Only living an hours train ride away from the centre of London I sometimes forget how fortunate I am to have such a fabulous, diverse and beautiful city on my doorstep. Last Saturday I donned my exploring/tourist hat and fully embraced a tiny tiny portion of what London has to offer whilst remembering to gather stunning photo’s.
The morning started off with a bit of a history lesson aboard HMS Belfast, a Royal Navy museum ship moored on the south bank of the river Thames. Bang on opening time with only 10 people ahead of us we boarded and for the next 2 hours it felt like we had the whole place to ourselves. Clambering up and down steep ladders, navigating tiny gangways intertwined between huge engines, torpedo shells & snug sleeping quarters I was very glad of my 5’4″ (ok 5’3 1/2″) height.
My absolute favourite parts had to be up on deck and in the captains bridge where on a beautiful sunny autumn day you can truly see and appreciate the contrast between the old and new that is London. From this one spot you have in your eye line the dome from St Pauls, the Monument to the great fire, Tower of London, Shard and the ever spectacular Tower Bridge all within 360 degrees.
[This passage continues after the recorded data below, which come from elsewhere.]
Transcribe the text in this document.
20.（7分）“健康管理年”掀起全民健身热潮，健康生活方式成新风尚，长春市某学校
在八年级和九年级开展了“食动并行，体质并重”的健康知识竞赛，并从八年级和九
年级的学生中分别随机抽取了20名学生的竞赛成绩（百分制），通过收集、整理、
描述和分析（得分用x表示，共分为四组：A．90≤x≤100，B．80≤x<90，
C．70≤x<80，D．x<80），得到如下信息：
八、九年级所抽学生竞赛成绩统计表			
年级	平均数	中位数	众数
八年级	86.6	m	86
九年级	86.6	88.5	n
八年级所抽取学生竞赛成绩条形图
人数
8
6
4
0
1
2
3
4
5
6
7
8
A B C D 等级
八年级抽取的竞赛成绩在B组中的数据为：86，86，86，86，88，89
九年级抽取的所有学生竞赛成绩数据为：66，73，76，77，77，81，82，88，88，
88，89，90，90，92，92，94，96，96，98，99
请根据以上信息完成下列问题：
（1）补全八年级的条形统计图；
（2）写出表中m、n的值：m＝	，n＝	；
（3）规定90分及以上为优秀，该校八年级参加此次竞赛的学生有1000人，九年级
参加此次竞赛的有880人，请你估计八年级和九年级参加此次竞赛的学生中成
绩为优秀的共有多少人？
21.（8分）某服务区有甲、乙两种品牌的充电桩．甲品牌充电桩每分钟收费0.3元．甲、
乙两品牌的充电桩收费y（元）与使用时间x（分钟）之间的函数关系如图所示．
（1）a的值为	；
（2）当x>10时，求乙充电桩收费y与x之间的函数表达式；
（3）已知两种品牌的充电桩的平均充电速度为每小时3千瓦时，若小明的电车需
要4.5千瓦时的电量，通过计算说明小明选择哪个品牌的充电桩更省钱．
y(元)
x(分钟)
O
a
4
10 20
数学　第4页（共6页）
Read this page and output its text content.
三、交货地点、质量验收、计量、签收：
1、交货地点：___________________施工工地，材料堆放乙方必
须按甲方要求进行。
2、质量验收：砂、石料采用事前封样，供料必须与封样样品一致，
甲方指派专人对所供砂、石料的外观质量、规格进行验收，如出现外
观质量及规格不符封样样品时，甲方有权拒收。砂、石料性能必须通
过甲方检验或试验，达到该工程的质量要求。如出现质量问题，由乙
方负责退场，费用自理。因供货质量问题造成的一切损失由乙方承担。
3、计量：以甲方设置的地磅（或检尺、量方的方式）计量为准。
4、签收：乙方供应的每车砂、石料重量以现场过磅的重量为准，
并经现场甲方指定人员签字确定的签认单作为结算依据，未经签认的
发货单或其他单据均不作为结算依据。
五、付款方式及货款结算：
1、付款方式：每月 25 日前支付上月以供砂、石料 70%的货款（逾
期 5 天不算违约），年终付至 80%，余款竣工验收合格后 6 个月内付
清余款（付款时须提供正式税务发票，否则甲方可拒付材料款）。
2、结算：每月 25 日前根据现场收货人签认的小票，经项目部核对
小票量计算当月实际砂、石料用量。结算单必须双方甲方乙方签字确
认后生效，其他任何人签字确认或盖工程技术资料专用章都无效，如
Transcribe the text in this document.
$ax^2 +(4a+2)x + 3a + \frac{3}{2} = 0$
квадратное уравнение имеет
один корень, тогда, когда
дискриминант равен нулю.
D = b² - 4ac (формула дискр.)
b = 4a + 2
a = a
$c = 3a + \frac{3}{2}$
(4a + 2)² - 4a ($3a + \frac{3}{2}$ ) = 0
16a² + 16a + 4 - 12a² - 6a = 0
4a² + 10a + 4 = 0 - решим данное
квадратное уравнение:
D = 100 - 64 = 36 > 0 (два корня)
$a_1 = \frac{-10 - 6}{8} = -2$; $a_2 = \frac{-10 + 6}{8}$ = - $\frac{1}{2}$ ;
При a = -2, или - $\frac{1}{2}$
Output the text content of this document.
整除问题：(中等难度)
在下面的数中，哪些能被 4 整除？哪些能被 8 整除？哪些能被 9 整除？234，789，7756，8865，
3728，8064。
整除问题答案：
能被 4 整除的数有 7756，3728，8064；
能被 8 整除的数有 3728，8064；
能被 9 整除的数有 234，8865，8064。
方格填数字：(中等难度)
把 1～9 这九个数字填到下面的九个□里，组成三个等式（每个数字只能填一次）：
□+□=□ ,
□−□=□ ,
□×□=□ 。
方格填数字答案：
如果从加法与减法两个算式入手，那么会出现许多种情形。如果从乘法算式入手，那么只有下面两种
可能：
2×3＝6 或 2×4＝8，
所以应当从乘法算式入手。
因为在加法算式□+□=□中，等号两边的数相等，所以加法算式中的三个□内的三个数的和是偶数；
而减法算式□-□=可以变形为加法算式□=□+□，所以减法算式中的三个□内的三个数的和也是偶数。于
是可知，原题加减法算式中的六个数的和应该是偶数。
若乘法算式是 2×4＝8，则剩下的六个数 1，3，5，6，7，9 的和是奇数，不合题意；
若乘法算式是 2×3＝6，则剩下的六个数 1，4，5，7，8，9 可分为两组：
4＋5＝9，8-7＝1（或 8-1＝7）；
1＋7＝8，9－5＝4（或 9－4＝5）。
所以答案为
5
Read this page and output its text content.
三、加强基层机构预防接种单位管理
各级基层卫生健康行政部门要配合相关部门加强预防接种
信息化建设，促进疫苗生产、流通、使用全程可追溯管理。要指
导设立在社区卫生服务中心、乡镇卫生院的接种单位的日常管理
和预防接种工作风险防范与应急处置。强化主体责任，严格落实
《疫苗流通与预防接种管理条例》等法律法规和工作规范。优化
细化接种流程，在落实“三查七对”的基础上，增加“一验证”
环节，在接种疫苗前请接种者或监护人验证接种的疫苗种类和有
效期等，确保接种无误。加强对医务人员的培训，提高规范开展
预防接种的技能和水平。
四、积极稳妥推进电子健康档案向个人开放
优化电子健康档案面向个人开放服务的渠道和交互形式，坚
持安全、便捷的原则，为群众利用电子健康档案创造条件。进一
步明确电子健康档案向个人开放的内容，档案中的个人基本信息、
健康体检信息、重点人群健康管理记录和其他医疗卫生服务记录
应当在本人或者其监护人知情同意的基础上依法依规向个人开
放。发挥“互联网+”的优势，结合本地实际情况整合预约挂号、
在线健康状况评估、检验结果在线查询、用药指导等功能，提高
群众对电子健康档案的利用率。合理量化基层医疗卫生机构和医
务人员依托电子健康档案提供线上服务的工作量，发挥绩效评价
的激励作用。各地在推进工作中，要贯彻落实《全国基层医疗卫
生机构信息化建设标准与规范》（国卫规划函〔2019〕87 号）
Making our way to the top gun turret a spine tingling noise from the shore was heard that is all to familiar to me as one of my most hated sights/sounds that I can think of. The high pitched hollow sound of bells jingling and clattering of wood on wood floated across the waters, no Father Christmas hadn’t arrived early with a broken sleigh it was jeffing Morris Dancers………..Before you ask I have no idea of where this fear/hatred of grown men/women wearing bells on there knee’s, banging wooden sticks together whilst wearing a yodelling plus fore’s and feathers comes from, it’s just there and has no plan on leaving any day soon. As my newly appointed position on board HMS Belfast having sat in the Captains seat and attended a call of nature (not at the same time) I feel that I had the right to instruct the forward crew to start picking off the ‘old enough to know better dancing landlubbers’ one at a time, unfortunately my crew turned out to be 8-10 year old cub scouts who were more interested in cracking each other with the audio tour headsets.
After a most enjoyable 2 hours we had our permission to disembark and like all good sailors headed to the nearest watering hole, a plus point to being up and at ’em early means that you get the best seats anywhere, including the most sort after tables overlooking the Thames in one of many tourist trap pubs around Southwark. A glass of Prosecco and a few pints later it was time to tube it to our next destination Piccadilly Circus.
Just a quick note about the London Underground system if anyone important in TFL is reading this, please can we have all of the tube stations like the Jubilee line or Baker Street, the architecture is immense.
We headed over to Piccadilly Circus in order to attend the main event of the day, the Saturday matinee of The Comedy about the Bank Robbery written by the same folk as The Play That Goes Wrong. Staged in a small beautiful theatre the very well written, fast moving comedy funnily enough about a bank robbery left people chuckling from curtains lift. Sadly for me I think I must have missed the memo that everyone else got in order to belly laugh their way through it, thankfully the cast made up for it with their talent to deliver and entertain.
Our final tour destination was Purl London, in a basement quietly nestled away from the tourist trail of Baker Street this speakeasy themed bar offers you a choice of cocktails to blow your mind and your taste buds. Alongside your standard wines, beers and lemonades be prepared for balloon popping, smoke flavoured whiskey combinations that will send your standard JD & coke to another stratosphere and take your wallet along with it. Only jesting with you, for being in the centre of London, the skill and imagination of the staff it is well priced and defiantly worth a visit but I fear you maybe frowned upon if you ask for a JD & Coke.
Having had the great privilege to visit a handful of different cities scattered across the globe, I have to say that every time I head up to London I am so thankful that I have such an amazingly beautiful place on my door step that I get to call my capital city.
Thank you London
PS I would like to say no Morris Dancers have been harmed nor shouted at in the last 36 years by myself, and I’m sure it is a highly enjoyable past-time to keep you fit and out of trouble.